Стоя на коленях перед алтарем, он ощутил тягу двух несовместимых сил — любви земной и любви небесной. Рядом на коленях стояла девушка, чье красивое личико, преображенное его страстью, сияло, как лицо человека, узревшего Бога; перед ним над алтарем была фигура распятого Спасителя. Внутренняя борьба закончилась тем, что Франсуа уже не видел ничего, кроме «ног Христа, прибитых к кресту и будто ждавших его, рук Христа, распростертых, чтобы принять его». Перед этим образом страданий он поклялся полностью посвятить себя служению Богу. Вернувшись в дом, он немедленно стал готовиться к бегству в Париж. Он выскользнет ночью, поменяется одеждой с первым же бедным мальчиком, встреченным на дороге, он пройдет двадцать миль до города и попросится в тот картезианский монастырь, который часто посещал ребенком, пять или шесть лет назад. Это был безрассудный план, и слуга, которому он открыл его в тот вечер, так ему сразу и сказал. Франсуа, чья природная порывистость всегда сдерживалась здравым смыслом, понял, что выполнять свою клятву тайком не годится, и решил не убегать. На другой день ему представилась возможность вступить в Божью битву со своими желаниями. Соседи устраивали большой праздник и пригласили всю молодежь. Будут танцы, конечно, и музыка, вино, огни — увеселения тем более пьянящие, что они так редки у детей, выросших за городом. И ночью, конечно, по дороге домой, в колышащемся экипаже, для утомленных весельем — сколько возможностей пошептаться, тайком подержаться за руки, прикоснуться друг к другу. Влюбленному такой случай нельзя упускать ни за что; вот почему, даже с риском показаться невежей и бирюком, юный Франсуа решил уклониться от участия. В тот день он много молился, прося дать ему сил, и, когда девушки нарядились и карета уже была у дверей, он сумел устоять перед их уговорами, даже перед уговорами возлюбленной. Уехали без него. Это была победа — но победа, за которой последовало через несколько дней поражение. Не прошло и недели, как Франсуа снова был порабощен своей страстью. Только теперь он еще больше страдал от укоров совести.
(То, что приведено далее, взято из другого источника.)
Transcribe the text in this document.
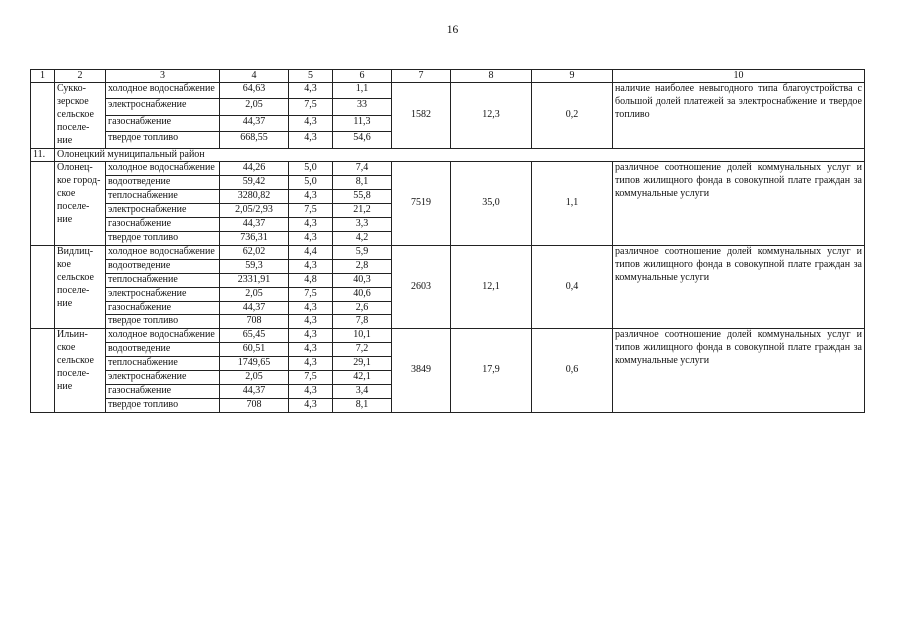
16
1	2	3	4	5	6	7	8	9	10
	Сукко-зерское сельское поселе-ние	холодное водоснабжение	64,63	4,3	1,1	1582	12,3	0,2	наличие наиболее невыгодного типа благоустройства с большой долей платежей за электроснабжение и твердое топливо
		электроснабжение	2,05	7,5	33				
		газоснабжение	44,37	4,3	11,3				
		твердое топливо	668,55	4,3	54,6				
11.	Олонецкий муниципальный район								
	Олонец-кое город-ское поселе-ние	холодное водоснабжение	44,26	5,0	7,4	7519	35,0	1,1	различное соотношение долей коммунальных услуг и типов жилищного фонда в совокупной плате граждан за коммунальные услуги
		водоотведение	59,42	5,0	8,1				
		теплоснабжение	3280,82	4,3	55,8				
		электроснабжение	2,05/2,93	7,5	21,2				
		газоснабжение	44,37	4,3	3,3				
		твердое топливо	736,31	4,3	4,2				
	Видлиц-кое сельское поселе-ние	холодное водоснабжение	62,02	4,4	5,9	2603	12,1	0,4	различное соотношение долей коммунальных услуг и типов жилищного фонда в совокупной плате граждан за коммунальные услуги
		водоотведение	59,3	4,3	2,8				
		теплоснабжение	2331,91	4,8	40,3				
		электроснабжение	2,05	7,5	40,6				
		газоснабжение	44,37	4,3	2,6				
		твердое топливо	708	4,3	7,8				
	Ильин-ское сельское поселе-ние	холодное водоснабжение	65,45	4,3	10,1	3849	17,9	0,6	различное соотношение долей коммунальных услуг и типов жилищного фонда в совокупной плате граждан за коммунальные услуги
		водоотведение	60,51	4,3	7,2				
		теплоснабжение	1749,65	4,3	29,1				
		электроснабжение	2,05	7,5	42,1				
		газоснабжение	44,37	4,3	3,4				
		твердое топливо	708	4,3	8,1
Это мучительное положение сохранялось четыре месяца. Но затем случились два происшествия, которые послушник-капуцин мог объяснить только Провидением. Играя аркебузой, Франсуа едва не убил свою мать. (Мадам Леклер вернулась, и они снова жили в Ле Трамбле.) И почти в то же время банда солдат-мародеров, проходившая мимо дома, выбросила из сумок среди прочих ненужных трофеев потрепанную книгу под названием «Варлаам и Иосаф».
Благодарный за спасение матери, чуть не погибшей из-за его неосторожности, Франсуа повторил свои обеты. На этот раз решение было бесповоротным. С такой яростью порвал он путы предыдущих месяцев, что «едва мог смотреть» на девушку, чьих ласк страстно желал еще недавно. При этом в нем поселился настоящий ужас перед женщинами вообще и перед плотской любовью. Этот ужас он пронес через всю жизнь. Он мог забыть о нем, конечно, но в миру, без божественного присутствия, это отвращение преследовало его. В зрелые годы отец Жозеф избегал прямых и слишком близких контактов даже со своей сестрой. «Я не хочу, — говаривал он, — я не хочу видеть их пол (это любопытное наименование женщин, принятое в семнадцатом веке, должно быть, доставляло ему особое удовольствие) иначе как запертым и скрытым от глаз, подобно многим тайнам, взирать на которые можно только с ужасом». Другими словами, приемлемой для него была только женщина в монастыре, переносимым общение с ней — только через решетку исповедальни или приемной монастыря. В остальном «посещать их можно только как диких зверей, которых предпочтительно видеть на расстоянии». Отвращение это, надо полагать, было пропорционально накалу его прежней страсти и величине усилий, употребленных для того, чтобы с нею совладать.